“真的假的?”
李婧司聞言亦是有些茫然,畢竟這個消息隱含的信息太過龐大!
周遊不知現在該喜還是該悲,他小心翼翼地將地上的肥貓抱起,發覺此刻的它雖說溫柔恬靜,但身上卻隱隱流動著一股難以嚴明的危險味道。
這感覺周遊在葛行間的身上曾領略過,簡言之一句話概括——高深莫測。
李婧司湊上前來:“瀑布對岸還有一處陣眼是吧?”
周遊搖搖頭:“兩者缺一不可,若一方破損則失去陣眼平衡,另一側不攻自破。”
“這倒是天大的好事情,如今陣眼破除,這禁地之中的箭陣也將重新展露於世。”李婧司說罷撕下一片衣角,抖手射進不遠處的泉眼之中。衣角在水上靜靜漂浮,再也沒有出現腐蝕融化的異象。
“的確是好事情,不過究竟是福還是禍尚未可知。”周遊盯著歸去來兮瞧看,隨即又看了看下山的路:“此間事已了,我和姑娘這段緣分也當盡了。”
“原來這便是道長所言的禍事。”李婧司喃喃一笑,不過這份笑容卻滿溢淡淡的愁苦。
她看看已被摧殘成渣滓的剩飯菜,還有那些用了一個多月的餐具與被褥,一時間眼角微微發紅,卻仍舊揚起臉朝著道士笑得歡快:“我也想念家人了,不管峨眉和橈唐此刻多麽混亂,我還是該回去讓父親放下心來。”

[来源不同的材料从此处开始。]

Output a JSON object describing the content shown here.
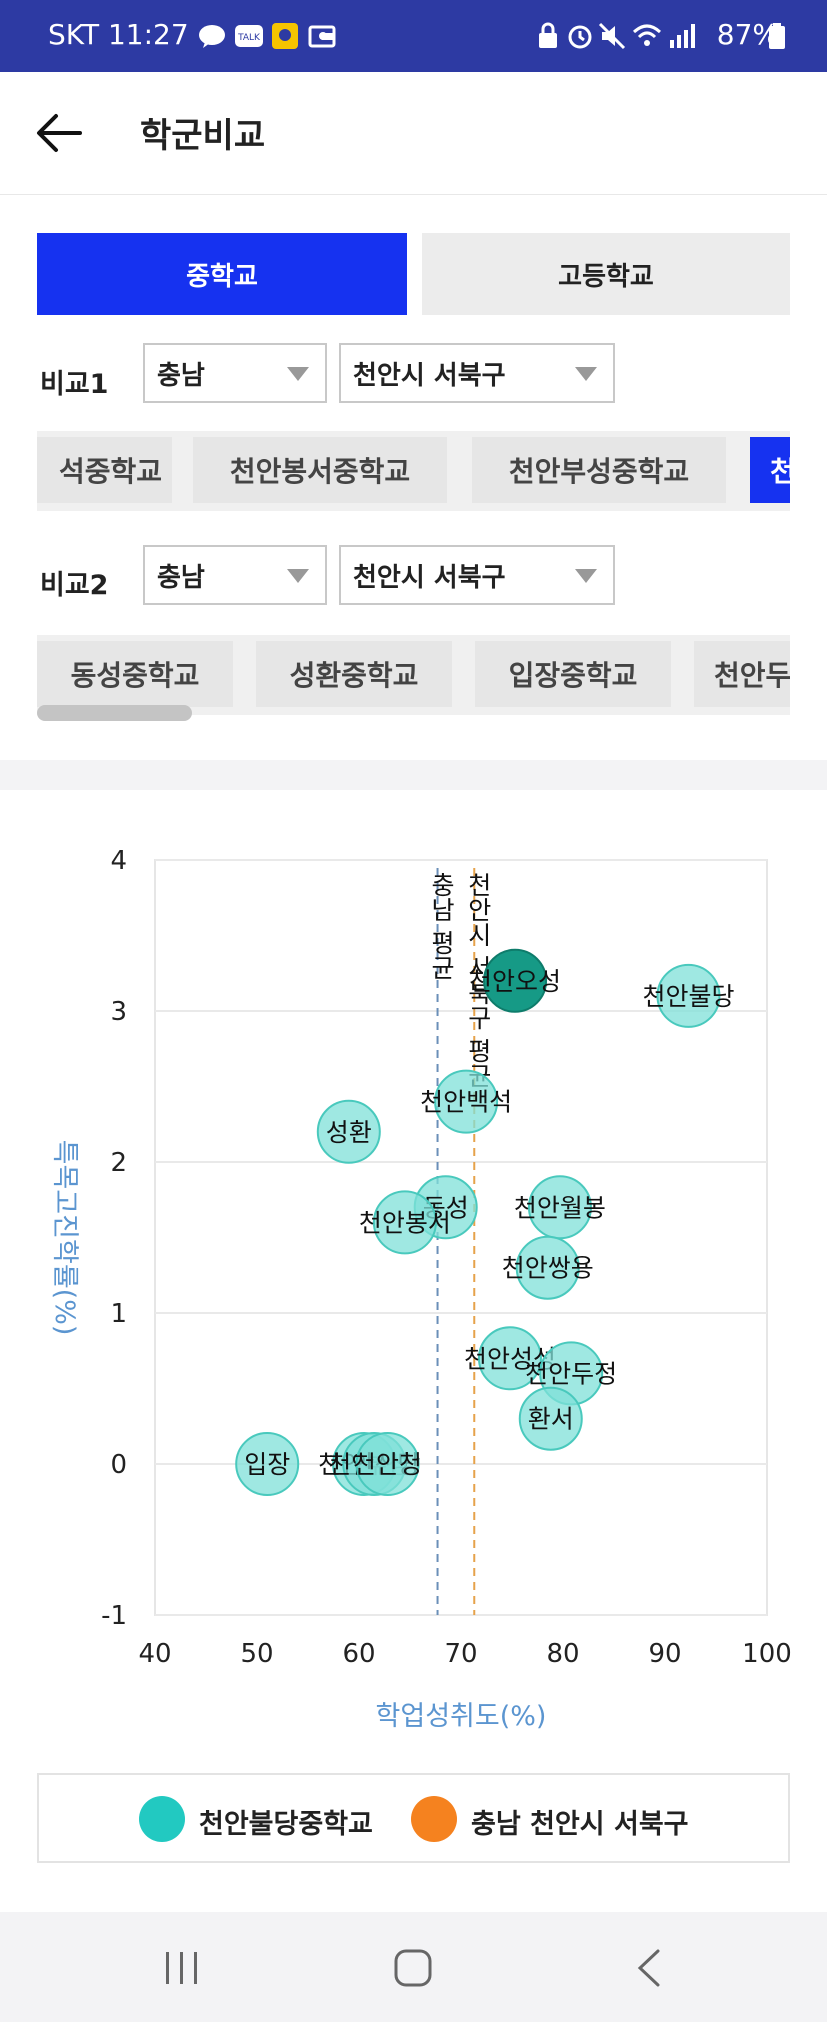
{
  "status": {
    "time": "SKT 11:27",
    "battery": "87%"
  },
  "header": {
    "title": "학군비교"
  },
  "tabs": {
    "middle": "중학교",
    "high": "고등학교"
  },
  "compare1": {
    "label": "비교1",
    "region": "충남",
    "district": "천안시 서북구",
    "schools": [
      "석중학교",
      "천안봉서중학교",
      "천안부성중학교",
      "천"
    ]
  },
  "compare2": {
    "label": "비교2",
    "region": "충남",
    "district": "천안시 서북구",
    "schools": [
      "동성중학교",
      "성환중학교",
      "입장중학교",
      "천안두"
    ]
  },
  "legend": {
    "school": "천안불당중학교",
    "region": "충남 천안시 서북구"
  },
  "colors": {
    "accent": "#1632f0",
    "bubble": "#7fe0d8",
    "bubble_highlight": "#169a86",
    "legend_school": "#22c9c1",
    "legend_region": "#f5821f",
    "axis_label": "#5b95d0"
  },
  "chart_data": {
    "type": "scatter",
    "xlabel": "학업성취도(%)",
    "ylabel": "특목고진학률(%)",
    "xlim": [
      40,
      100
    ],
    "ylim": [
      -1,
      4
    ],
    "xticks": [
      "40",
      "50",
      "60",
      "70",
      "80",
      "90",
      "100"
    ],
    "yticks": [
      "-1",
      "0",
      "1",
      "2",
      "3",
      "4"
    ],
    "reference_lines": [
      {
        "label": "충남 평균",
        "x": 67.7,
        "color": "#6a8fb8"
      },
      {
        "label": "천안시 서북구 평균",
        "x": 71.3,
        "color": "#e6a24a"
      }
    ],
    "points": [
      {
        "label": "천안불당",
        "x": 92.3,
        "y": 3.1,
        "highlight": false
      },
      {
        "label": "천안오성",
        "x": 75.3,
        "y": 3.2,
        "highlight": true
      },
      {
        "label": "천안백석",
        "x": 70.5,
        "y": 2.4,
        "highlight": false
      },
      {
        "label": "성환",
        "x": 59.0,
        "y": 2.2,
        "highlight": false
      },
      {
        "label": "동성",
        "x": 68.5,
        "y": 1.7,
        "highlight": false
      },
      {
        "label": "천안봉서",
        "x": 64.5,
        "y": 1.6,
        "highlight": false
      },
      {
        "label": "천안월봉",
        "x": 79.7,
        "y": 1.7,
        "highlight": false
      },
      {
        "label": "천안쌍용",
        "x": 78.5,
        "y": 1.3,
        "highlight": false
      },
      {
        "label": "천안성성",
        "x": 74.8,
        "y": 0.7,
        "highlight": false
      },
      {
        "label": "천안두정",
        "x": 80.8,
        "y": 0.6,
        "highlight": false
      },
      {
        "label": "환서",
        "x": 78.8,
        "y": 0.3,
        "highlight": false
      },
      {
        "label": "입장",
        "x": 51.0,
        "y": 0.0,
        "highlight": false
      },
      {
        "label": "천안부성",
        "x": 60.5,
        "y": 0.0,
        "highlight": false
      },
      {
        "label": "천안신당",
        "x": 61.5,
        "y": 0.0,
        "highlight": false
      },
      {
        "label": "천안청",
        "x": 62.8,
        "y": 0.0,
        "highlight": false
      }
    ]
  }
}
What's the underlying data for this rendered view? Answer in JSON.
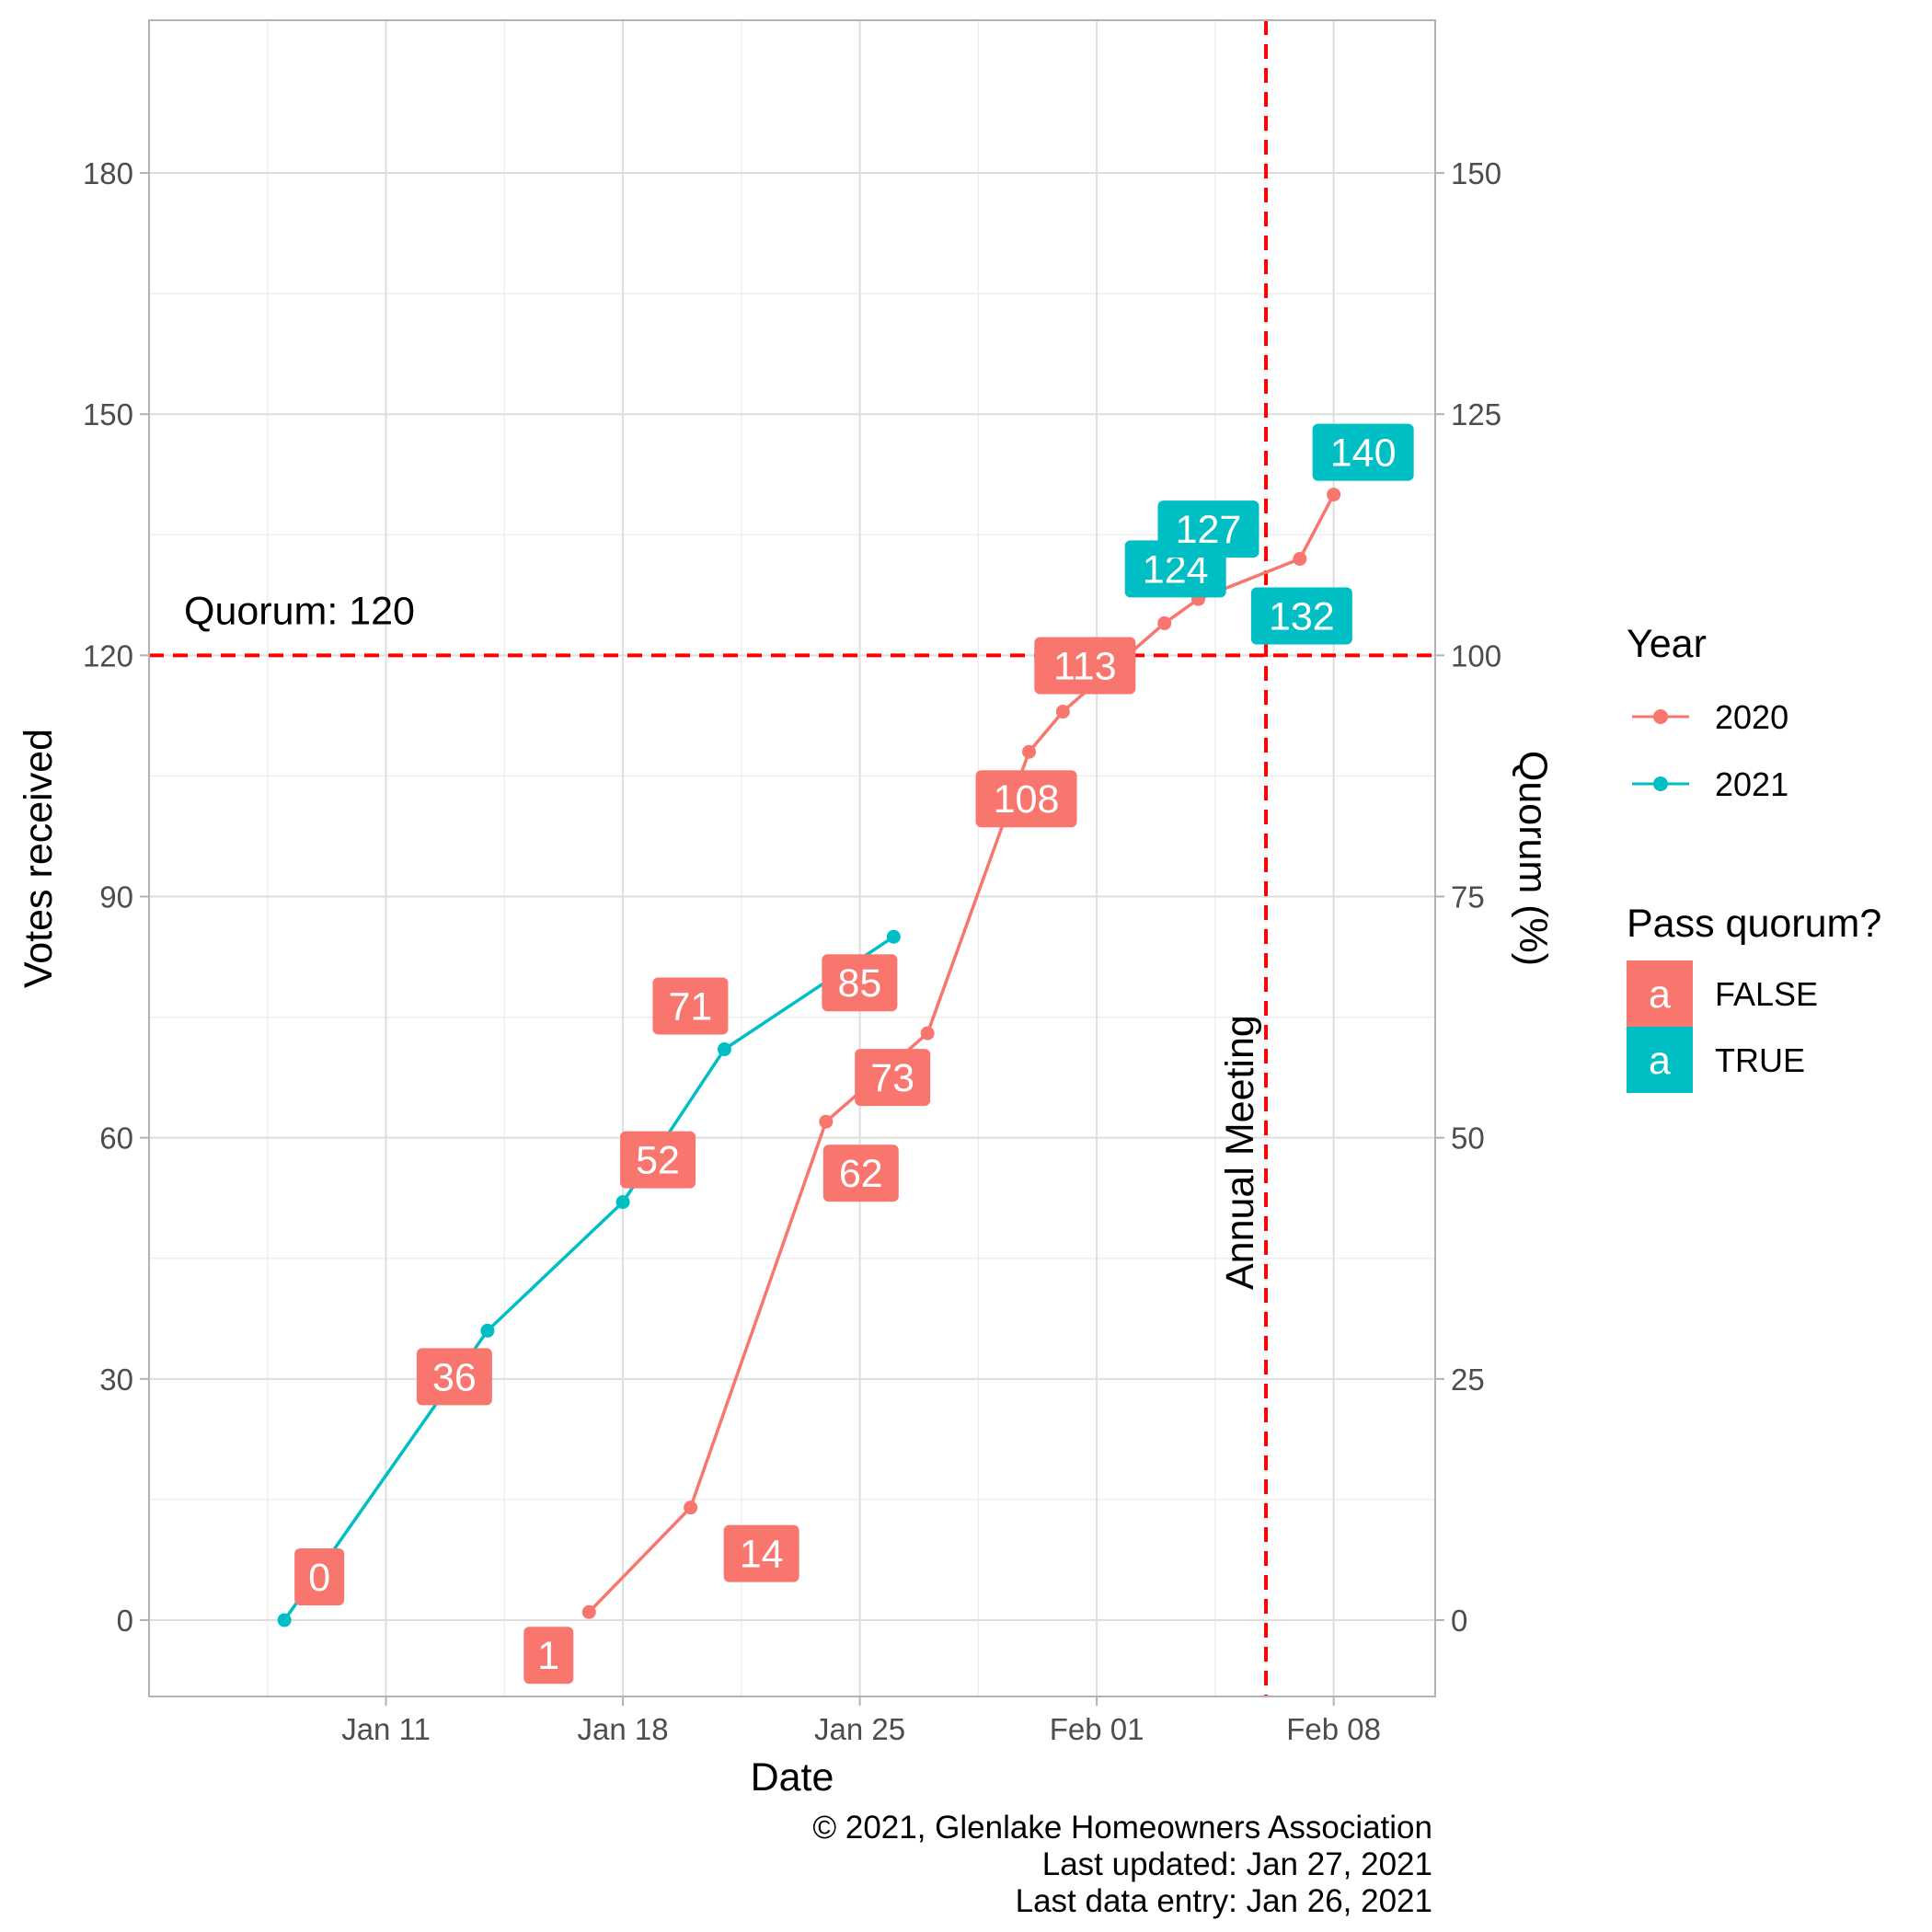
{
  "chart_data": {
    "type": "line",
    "xlabel": "Date",
    "ylabel": "Votes received",
    "y2label": "Quorum (%)",
    "x_ticks": [
      {
        "date": "2021-01-11",
        "label": "Jan 11"
      },
      {
        "date": "2021-01-18",
        "label": "Jan 18"
      },
      {
        "date": "2021-01-25",
        "label": "Jan 25"
      },
      {
        "date": "2021-02-01",
        "label": "Feb 01"
      },
      {
        "date": "2021-02-08",
        "label": "Feb 08"
      }
    ],
    "xlim": [
      "2021-01-04",
      "2021-02-11"
    ],
    "ylim": [
      -9.5,
      199
    ],
    "y_ticks": [
      0,
      30,
      60,
      90,
      120,
      150,
      180
    ],
    "y2_ticks": [
      0,
      25,
      50,
      75,
      100,
      125,
      150
    ],
    "grid": true,
    "series": [
      {
        "name": "2020",
        "color": "#F8766D",
        "points": [
          {
            "x": "2021-01-17",
            "y": 1,
            "label": "1",
            "pass": false
          },
          {
            "x": "2021-01-20",
            "y": 14,
            "label": "14",
            "pass": false
          },
          {
            "x": "2021-01-24",
            "y": 62,
            "label": "62",
            "pass": false
          },
          {
            "x": "2021-01-27",
            "y": 73,
            "label": "73",
            "pass": false
          },
          {
            "x": "2021-01-30",
            "y": 108,
            "label": "108",
            "pass": false
          },
          {
            "x": "2021-01-31",
            "y": 113,
            "label": "113",
            "pass": false
          },
          {
            "x": "2021-02-03",
            "y": 124,
            "label": "124",
            "pass": true
          },
          {
            "x": "2021-02-04",
            "y": 127,
            "label": "127",
            "pass": true
          },
          {
            "x": "2021-02-07",
            "y": 132,
            "label": "132",
            "pass": true
          },
          {
            "x": "2021-02-08",
            "y": 140,
            "label": "140",
            "pass": true
          }
        ]
      },
      {
        "name": "2021",
        "color": "#00BFC4",
        "points": [
          {
            "x": "2021-01-08",
            "y": 0,
            "label": "0",
            "pass": false
          },
          {
            "x": "2021-01-14",
            "y": 36,
            "label": "36",
            "pass": false
          },
          {
            "x": "2021-01-18",
            "y": 52,
            "label": "52",
            "pass": false
          },
          {
            "x": "2021-01-21",
            "y": 71,
            "label": "71",
            "pass": false
          },
          {
            "x": "2021-01-26",
            "y": 85,
            "label": "85",
            "pass": false
          }
        ]
      }
    ],
    "reference_lines": [
      {
        "orientation": "horizontal",
        "y": 120,
        "label": "Quorum: 120",
        "color": "#FF0000",
        "style": "dashed"
      },
      {
        "orientation": "vertical",
        "x": "2021-02-06",
        "label": "Annual Meeting",
        "color": "#FF0000",
        "style": "dashed"
      }
    ],
    "legend": {
      "position": "right",
      "year_title": "Year",
      "year_items": [
        {
          "name": "2020",
          "color": "#F8766D"
        },
        {
          "name": "2021",
          "color": "#00BFC4"
        }
      ],
      "pass_title": "Pass quorum?",
      "pass_items": [
        {
          "key_text": "a",
          "name": "FALSE",
          "color": "#F8766D"
        },
        {
          "key_text": "a",
          "name": "TRUE",
          "color": "#00BFC4"
        }
      ]
    },
    "caption": [
      "© 2021, Glenlake Homeowners Association",
      "Last updated: Jan 27, 2021",
      "Last data entry: Jan 26, 2021"
    ]
  }
}
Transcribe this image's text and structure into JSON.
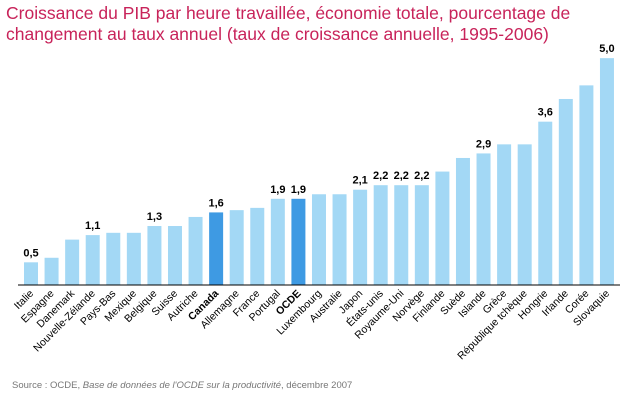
{
  "title": {
    "line1": "Croissance du PIB par heure travaillée, économie totale, pourcentage de",
    "line2": "changement au taux annuel (taux de croissance annuelle, 1995-2006)"
  },
  "source": {
    "prefix": "Source : OCDE, ",
    "database": "Base de données de l'OCDE sur la productivité",
    "suffix": ", décembre 2007"
  },
  "colors": {
    "bar": "#a3d8f5",
    "highlight": "#3e9ae3",
    "axis": "#000000",
    "title": "#c8235a"
  },
  "chart_data": {
    "type": "bar",
    "ylim": [
      0,
      5.4
    ],
    "grid": false,
    "legend": "none",
    "categories": [
      "Italie",
      "Espagne",
      "Danemark",
      "Nouvelle-Zélande",
      "Pays-Bas",
      "Mexique",
      "Belgique",
      "Suisse",
      "Autriche",
      "Canada",
      "Allemagne",
      "France",
      "Portugal",
      "OCDE",
      "Luxembourg",
      "Australie",
      "Japon",
      "États-unis",
      "Royaume-Uni",
      "Norvège",
      "Finlande",
      "Suède",
      "Islande",
      "Grèce",
      "République tchèque",
      "Hongrie",
      "Irlande",
      "Corée",
      "Slovaquie"
    ],
    "values": [
      0.5,
      0.6,
      1.0,
      1.1,
      1.15,
      1.15,
      1.3,
      1.3,
      1.5,
      1.6,
      1.65,
      1.7,
      1.9,
      1.9,
      2.0,
      2.0,
      2.1,
      2.2,
      2.2,
      2.2,
      2.5,
      2.8,
      2.9,
      3.1,
      3.1,
      3.6,
      4.1,
      4.4,
      5.0
    ],
    "data_labels": [
      "0,5",
      "",
      "",
      "1,1",
      "",
      "",
      "1,3",
      "",
      "",
      "1,6",
      "",
      "",
      "1,9",
      "1,9",
      "",
      "",
      "2,1",
      "2,2",
      "2,2",
      "2,2",
      "",
      "",
      "2,9",
      "",
      "",
      "3,6",
      "",
      "",
      "5,0"
    ],
    "highlighted": [
      "Canada",
      "OCDE"
    ]
  }
}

“是該回家,但願今後我們不會在戰場相見,我和姑娘還能有再相逢的一天。”
這種官腔話兩個人說得都很幹,偏偏是似乎都心有芥蒂而無法把話挑明。二人微微晃神地朝山下走去,似乎還未從這場突兀襲來的風波中緩釋過來。當然也可能是因為別的心事,也可能是因為今日的風太過輕柔溫婉,總之這種微微燥熱的氣氛一直回**在二人之間。
往日裏伶牙俐齒的周遊也變得微微笨拙,他有些想牽著李婧司的手下山,這些日子以來二人常常牽手共事,但眼下似乎怎麽都找不出個合理緣由,姑且也隻能怪罪懷裏的這隻肥胖白貓占住了手,但一想起歸去來兮周遊便更加頭痛。